Other important components of nosocomial
infection control activities include hand washing, isolation, microbal agent
control and immunization.
Hand washing by
the healthcare personnel is one of the most effective means of preventing
nosocomial infection in the healthcare facilities. The hands of health workers
are always inhabited by normal flora organisms (e.g. Staphylococci species and
micrococci) which can also extend to the deeper layers of the skin and
transient organisms (like Klebsiella – Enterobacter and Acinetobacter). Normal
flora organisms can be dangerous to immuno compromised patients or patients
with inserted prolonged foreign object. Thorough hand wash with warm water and
detergent substantially reduces microbal colonization of health workers hand.
Facilities for hand washing should be located at proximate points as possible.

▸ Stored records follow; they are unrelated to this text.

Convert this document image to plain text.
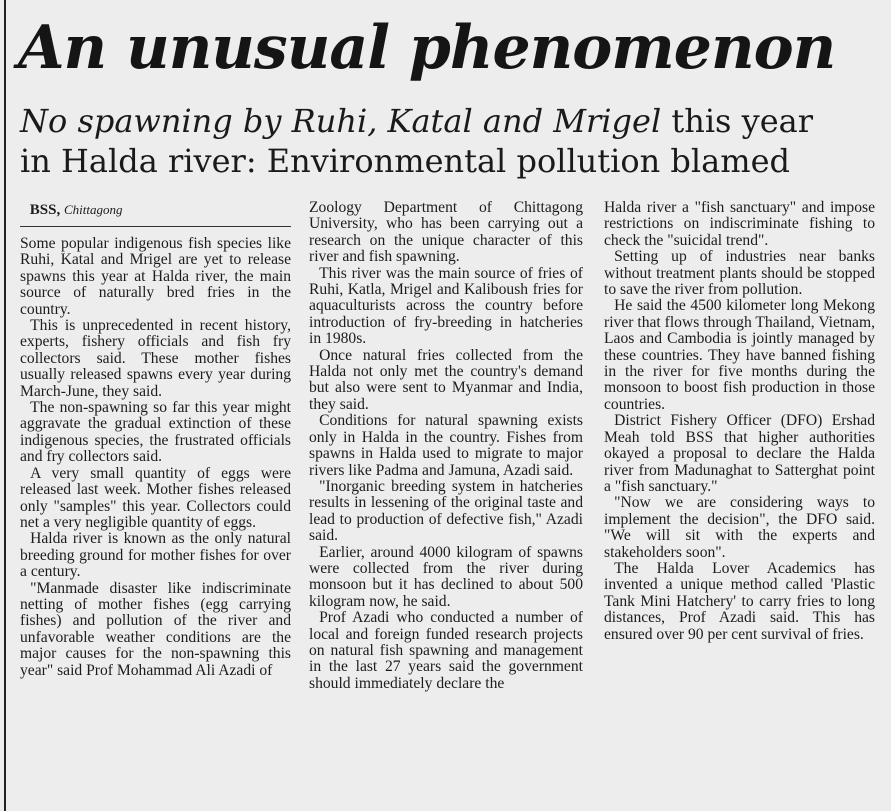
An unusual phenomenon
No spawning by Ruhi, Katal and Mrigel this year
in Halda river: Environmental pollution blamed

BSS, Chittagong

Some popular indigenous fish species like Ruhi, Katal and Mrigel are yet to release spawns this year at Halda river, the main source of naturally bred fries in the country.

This is unprecedented in recent history, experts, fishery officials and fish fry collectors said. These mother fishes usually released spawns every year during March-June, they said.

The non-spawning so far this year might aggravate the gradual extinction of these indigenous species, the frustrated officials and fry collectors said.

A very small quantity of eggs were released last week. Mother fishes released only "samples" this year. Collectors could net a very negligible quantity of eggs.

Halda river is known as the only natural breeding ground for mother fishes for over a century.

"Manmade disaster like indiscriminate netting of mother fishes (egg carrying fishes) and pollution of the river and unfavorable weather conditions are the major causes for the non-spawning this year" said Prof Mohammad Ali Azadi of

Zoology Department of Chittagong University, who has been carrying out a research on the unique character of this river and fish spawning.

This river was the main source of fries of Ruhi, Katla, Mrigel and Kaliboush fries for aquaculturists across the country before introduction of fry-breeding in hatcheries in 1980s.

Once natural fries collected from the Halda not only met the country's demand but also were sent to Myanmar and India, they said.

Conditions for natural spawning exists only in Halda in the country. Fishes from spawns in Halda used to migrate to major rivers like Padma and Jamuna, Azadi said.

"Inorganic breeding system in hatcheries results in lessening of the original taste and lead to production of defective fish," Azadi said.

Earlier, around 4000 kilogram of spawns were collected from the river during monsoon but it has declined to about 500 kilogram now, he said.

Prof Azadi who conducted a number of local and foreign funded research projects on natural fish spawning and management in the last 27 years said the government should immediately declare the

Halda river a "fish sanctuary" and impose restrictions on indiscriminate fishing to check the "suicidal trend".

Setting up of industries near banks without treatment plants should be stopped to save the river from pollution.

He said the 4500 kilometer long Mekong river that flows through Thailand, Vietnam, Laos and Cambodia is jointly managed by these countries. They have banned fishing in the river for five months during the monsoon to boost fish production in those countries.

District Fishery Officer (DFO) Ershad Meah told BSS that higher authorities okayed a proposal to declare the Halda river from Madunaghat to Satterghat point a "fish sanctuary."

"Now we are considering ways to implement the decision", the DFO said. "We will sit with the experts and stakeholders soon".

The Halda Lover Academics has invented a unique method called 'Plastic Tank Mini Hatchery' to carry fries to long distances, Prof Azadi said. This has ensured over 90 per cent survival of fries.
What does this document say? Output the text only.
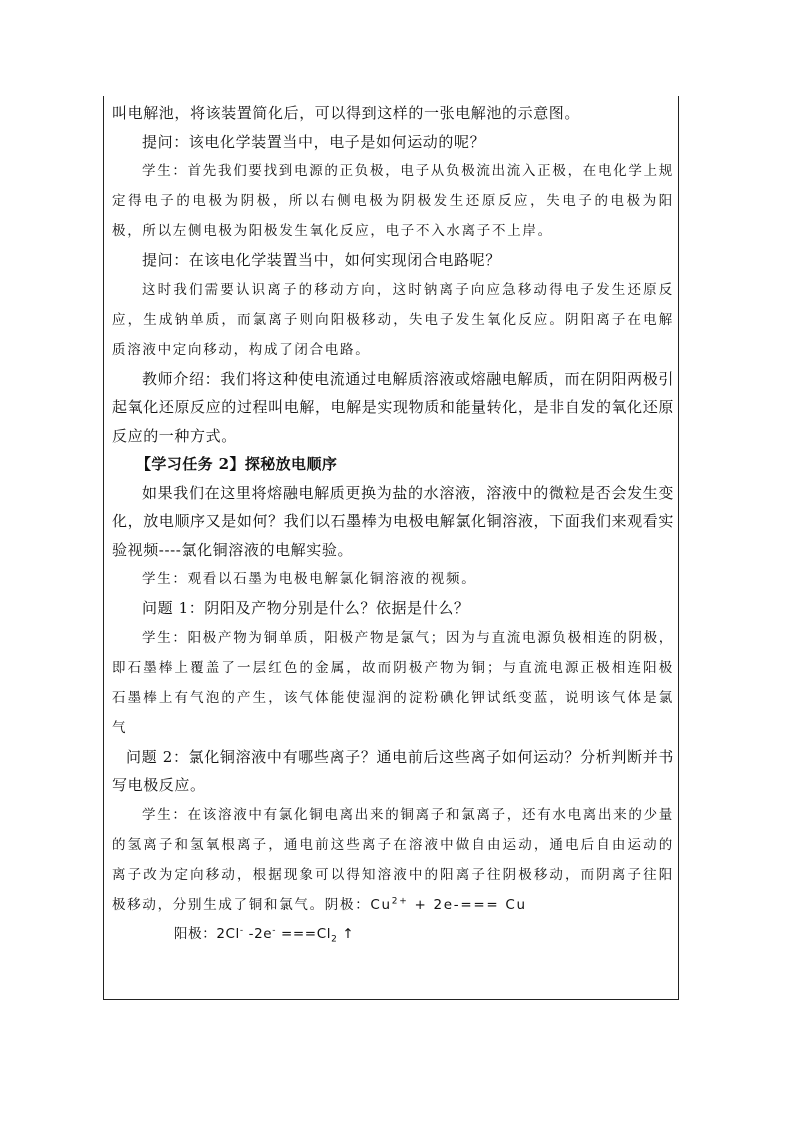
叫电解池，将该装置简化后，可以得到这样的一张电解池的示意图。

提问：该电化学装置当中，电子是如何运动的呢？

学生：首先我们要找到电源的正负极，电子从负极流出流入正极，在电化学上规定得电子的电极为阴极，所以右侧电极为阴极发生还原反应，失电子的电极为阳极，所以左侧电极为阳极发生氧化反应，电子不入水离子不上岸。

提问：在该电化学装置当中，如何实现闭合电路呢？

这时我们需要认识离子的移动方向，这时钠离子向应急移动得电子发生还原反应，生成钠单质，而氯离子则向阳极移动，失电子发生氧化反应。阴阳离子在电解质溶液中定向移动，构成了闭合电路。

教师介绍：我们将这种使电流通过电解质溶液或熔融电解质，而在阴阳两极引起氧化还原反应的过程叫电解，电解是实现物质和能量转化，是非自发的氧化还原反应的一种方式。

【学习任务 2】探秘放电顺序

如果我们在这里将熔融电解质更换为盐的水溶液，溶液中的微粒是否会发生变化，放电顺序又是如何？我们以石墨棒为电极电解氯化铜溶液，下面我们来观看实验视频----氯化铜溶液的电解实验。

学生：观看以石墨为电极电解氯化铜溶液的视频。

问题 1：阴阳及产物分别是什么？依据是什么？

学生：阳极产物为铜单质，阳极产物是氯气；因为与直流电源负极相连的阴极，即石墨棒上覆盖了一层红色的金属，故而阴极产物为铜；与直流电源正极相连阳极石墨棒上有气泡的产生，该气体能使湿润的淀粉碘化钾试纸变蓝，说明该气体是氯气

问题 2：氯化铜溶液中有哪些离子？通电前后这些离子如何运动？分析判断并书写电极反应。

学生：在该溶液中有氯化铜电离出来的铜离子和氯离子，还有水电离出来的少量的氢离子和氢氧根离子，通电前这些离子在溶液中做自由运动，通电后自由运动的离子改为定向移动，根据现象可以得知溶液中的阳离子往阴极移动，而阴离子往阳极移动，分别生成了铜和氯气。阴极：$Cu^{2+} + 2e-=== Cu$

阳极：2Cl- $-2e^- ===Cl_2$ ↑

Unfortunately health workers neglect this important procedure, and studies
indicated the physicians are the most negligent professional group in this regard
and compliance is about 40% of the time in most health institutions (Chotani et
al., 2007, P.541). The reason for poor practice of hand wash is the fact that
many health workers suffer from a complex Saloojee & Steenhoff described as
“Omo-syndrome” – that is a feeling of being super neat and sterile (Saloojee
& Steenhoff, 2001).
Isolation is meant to break the
chain of transmission of pathogens from source to susceptible person. Health
workers, patients or visitors could be source of infection. There are two types
of isolation: standard and transmission based isolation. Under standard isolation
everybody fluid or skin abrasion is considered infectious. Use of protective
devices like masks, glove, cleaning equipment and linen, environmental control
and cohorting patients are advised.
Transmission based isolation is
implementation of standard precautions plus measures specific to the
transmission mode. For airborne infection; private room isolation and negative
pressure room and for droplet infection; private room isolation or cohorting of
patients should be practiced, while private isolation or cohorting patients
will be used for contact infection (Chotani et al., 2007, P.453).

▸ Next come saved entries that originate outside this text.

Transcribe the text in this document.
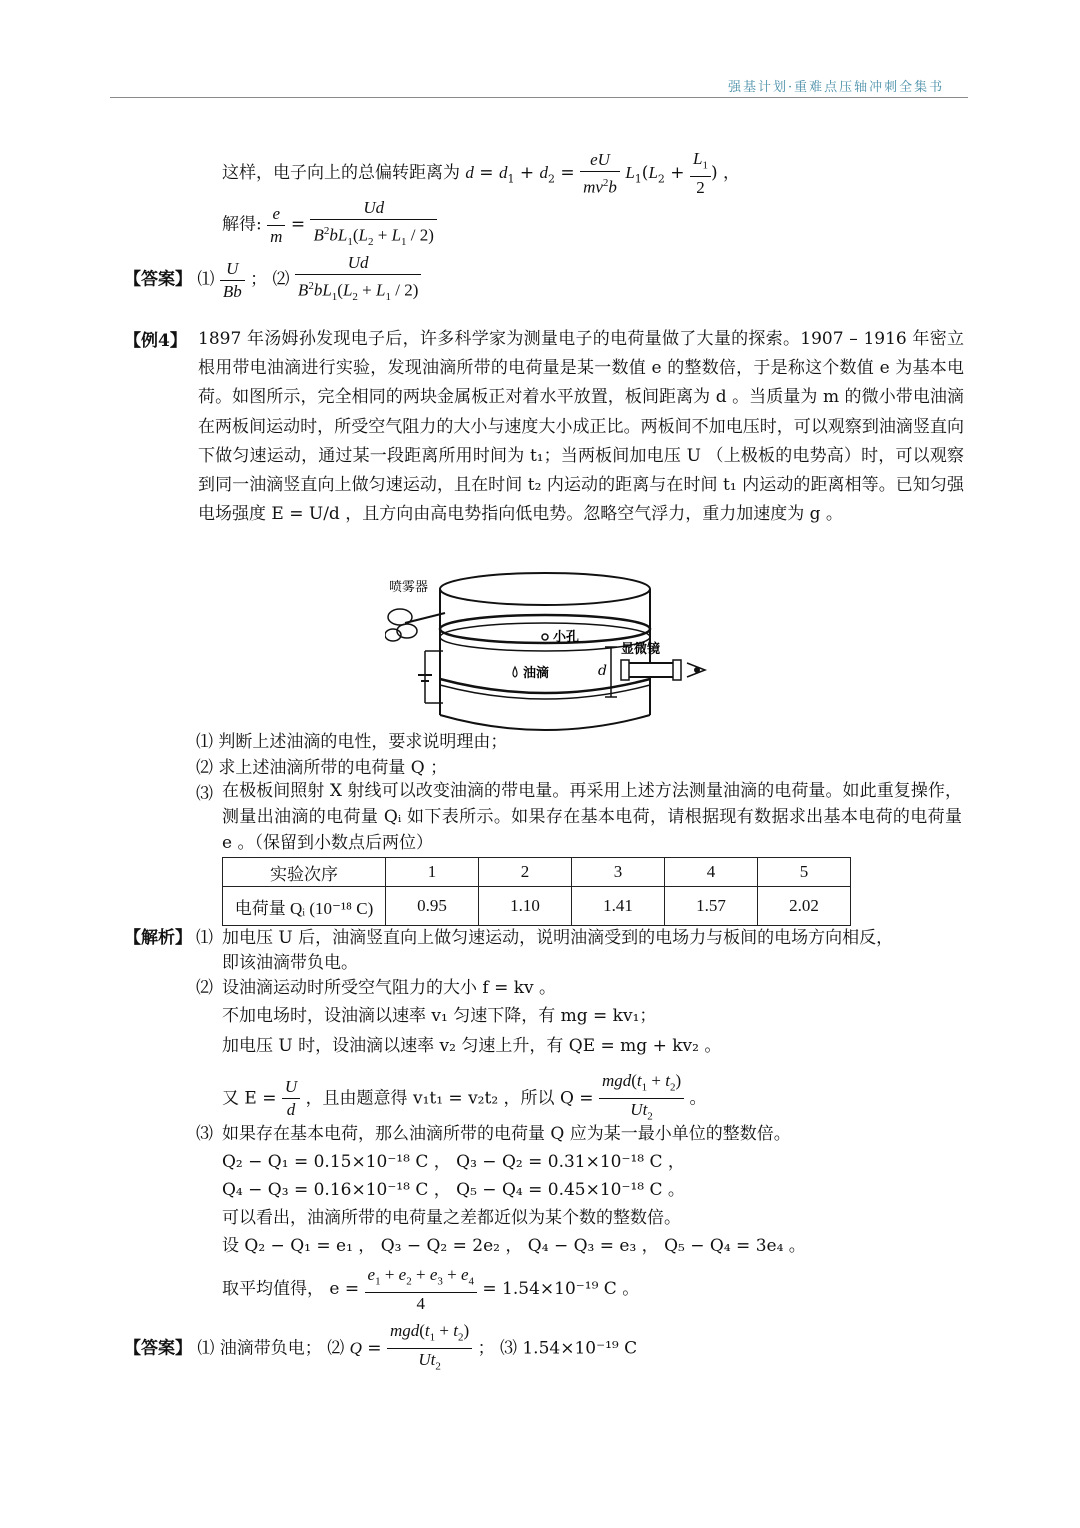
强基计划·重难点压轴冲刺全集书
这样，电子向上的总偏转距离为 $d = d_1 + d_2 = \frac{eU}{mv^2b} L_1(L_2 + \frac{L_1}{2}$ ) ，
解得: $\frac{e}{m} = \frac{Ud}{B^2bL_1(L_2 + L_1 / 2)}$
【答案】 ⑴ $\frac{U}{Bb}$ ； ⑵ $\frac{Ud}{B^2bL_1(L_2 + L_1 / 2)}$
【例4】 1897 年汤姆孙发现电子后，许多科学家为测量电子的电荷量做了大量的探索。1907 – 1916 年密立根用带电油滴进行实验，发现油滴所带的电荷量是某一数值 e 的整数倍，于是称这个数值 e 为基本电荷。如图所示，完全相同的两块金属板正对着水平放置，板间距离为 d 。当质量为 m 的微小带电油滴在两板间运动时，所受空气阻力的大小与速度大小成正比。两板间不加电压时，可以观察到油滴竖直向下做匀速运动，通过某一段距离所用时间为 t₁；当两板间加电压 U （上极板的电势高）时，可以观察到同一油滴竖直向上做匀速运动，且在时间 t₂ 内运动的距离与在时间 t₁ 内运动的距离相等。已知匀强电场强度 E = U/d ，且方向由高电势指向低电势。忽略空气浮力，重力加速度为 g 。
喷雾器
小孔
油滴	d
显微镜
⑴ 判断上述油滴的电性，要求说明理由；
⑵ 求上述油滴所带的电荷量 Q ；
⑶ 在极板间照射 X 射线可以改变油滴的带电量。再采用上述方法测量油滴的电荷量。如此重复操作，测量出油滴的电荷量 Qᵢ 如下表所示。如果存在基本电荷，请根据现有数据求出基本电荷的电荷量 e 。（保留到小数点后两位）
实验次序	1	2	3	4	5
电荷量 Qᵢ (10⁻¹⁸ C)	0.95	1.10	1.41	1.57	2.02
【解析】 ⑴ 加电压 U 后，油滴竖直向上做匀速运动，说明油滴受到的电场力与板间的电场方向相反，
即该油滴带负电。
⑵ 设油滴运动时所受空气阻力的大小 f = kv 。
不加电场时，设油滴以速率 v₁ 匀速下降，有 mg = kv₁；
加电压 U 时，设油滴以速率 v₂ 匀速上升，有 QE = mg + kv₂ 。
又 $E = \frac{U}{d}$ ，且由题意得 v₁t₁ = v₂t₂ ，所以 $Q = \frac{mgd(t_1 + t_2)}{Ut_2}$ 。
⑶ 如果存在基本电荷，那么油滴所带的电荷量 Q 应为某一最小单位的整数倍。
Q₂ − Q₁ = 0.15×10⁻¹⁸ C ， Q₃ − Q₂ = 0.31×10⁻¹⁸ C ，
Q₄ − Q₃ = 0.16×10⁻¹⁸ C ， Q₅ − Q₄ = 0.45×10⁻¹⁸ C 。
可以看出，油滴所带的电荷量之差都近似为某个数的整数倍。
设 Q₂ − Q₁ = e₁ ， Q₃ − Q₂ = 2e₂ ， Q₄ − Q₃ = e₃ ， Q₅ − Q₄ = 3e₄ 。
取平均值得， $e = \frac{e_1 + e_2 + e_3 + e_4}{4} = 1.54\times 10^{-19}$ C 。
【答案】 ⑴ 油滴带负电； ⑵ $Q = \frac{mgd(t_1 + t_2)}{Ut_2}$ ； ⑶ 1.54×10⁻¹⁹ C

Immunization of health worker is
essential in some instances in the case of infection that is vaccine
preventable. Some organisms can cause infection both at community level and at
hospital level. Diphtheria, Hepatis A & B, influenza, measles and
chickenpox immunization should be given to the health workers depending on the risk
they face in their occupational setting.
Another important measure for the
control of nosocomial infection is antibiotic control in health institutions.

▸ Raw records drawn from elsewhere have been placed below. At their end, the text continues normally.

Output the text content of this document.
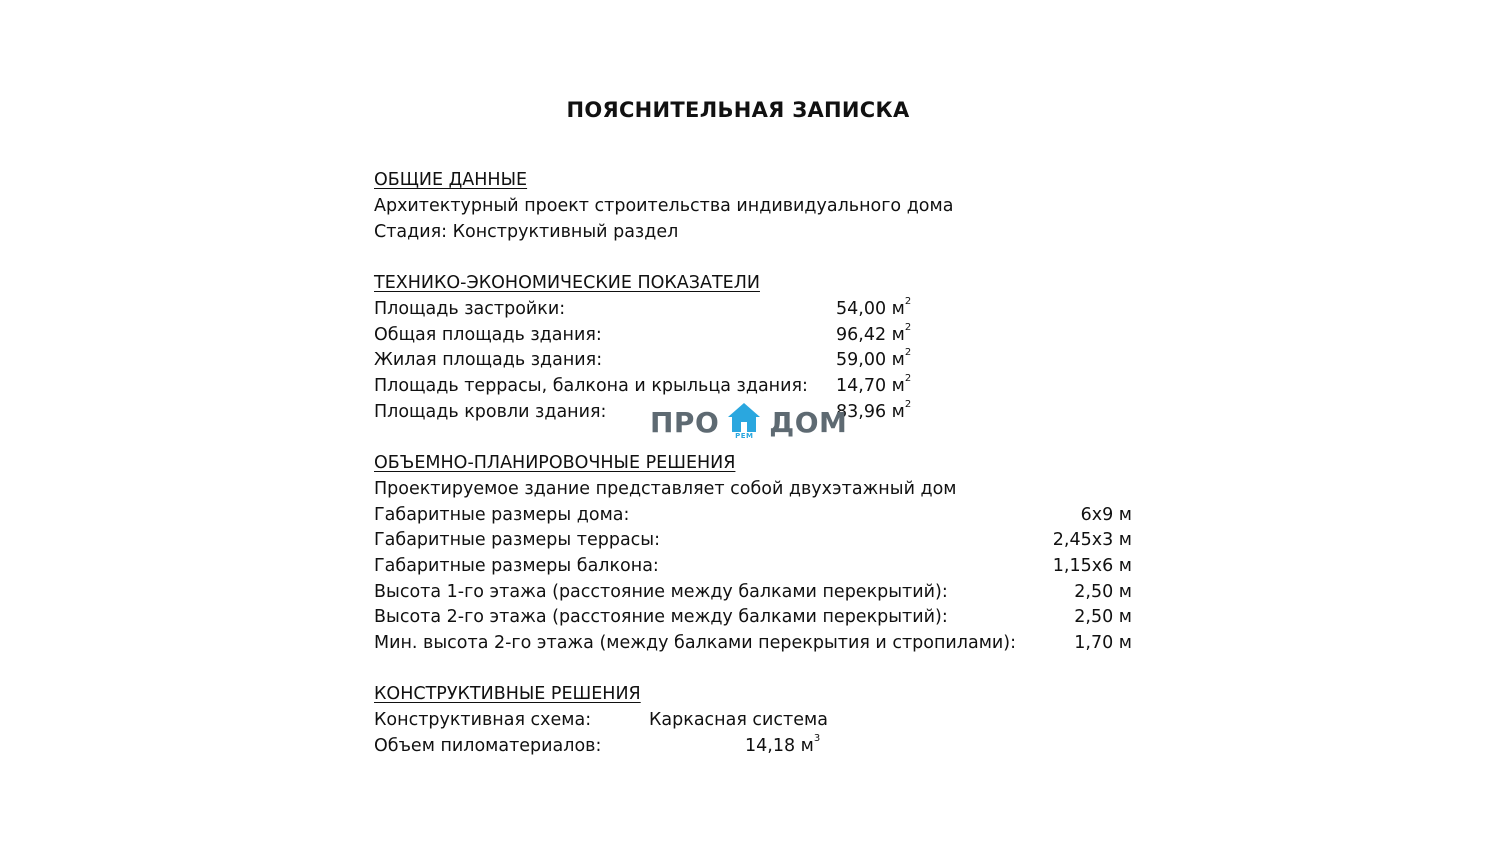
ПОЯСНИТЕЛЬНАЯ ЗАПИСКА
ОБЩИЕ ДАННЫЕ
Архитектурный проект строительства индивидуального дома
Стадия: Конструктивный раздел
ТЕХНИКО-ЭКОНОМИЧЕСКИЕ ПОКАЗАТЕЛИ
Площадь застройки:	54,00 $м^2$
Общая площадь здания:	96,42 $м^2$
Жилая площадь здания:	59,00 $м^2$
Площадь террасы, балкона и крыльца здания: 14,70 $м^2$
Площадь кровли здания:	83,96 $м^2$
ПРО	РЕМ ДОМ
ОБЪЕМНО-ПЛАНИРОВОЧНЫЕ РЕШЕНИЯ
Проектируемое здание представляет собой двухэтажный дом
Габаритные размеры дома:	6х9 м
Габаритные размеры террасы:	2,45х3 м
Габаритные размеры балкона:	1,15х6 м
Высота 1-го этажа (расстояние между балками перекрытий):	2,50 м
Высота 2-го этажа (расстояние между балками перекрытий):	2,50 м
Мин. высота 2-го этажа (между балками перекрытия и стропилами):	1,70 м
КОНСТРУКТИВНЫЕ РЕШЕНИЯ
Конструктивная схема:	Каркасная система
Объем пиломатериалов:	14,18 $м^3$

Antibiotic is the second most used class of drugs in hospital setting and study
has shown that 40% of the times, antibiotics were not properly used. Improper use
of these drugs leads to the emergence of anti-microbial bacteria and drug
reaction. So it is important that an antibiotic policy that will control the
use of the drug evolves in a hospital.
7.0 Conclusion:
Nosocomial infection cases are
increasing throughout the world and the situation is more pronounced among
developing countries. The rate of nosocomial infections in a hospital varies
according to the unit, with intensive care units having the highest rate than
other units in a hospital, present invasive medical devices, hospital
environment, poor personal hygiene of health workers, age and immune level of
patients are factors that predisposes people to nosocomial infection.
Continuous integrated infection control activities, surveillance, immunization
of health workers, isolation and antibiotic use control policies are vital
measures towards the control of nosocomial infection in a health facility.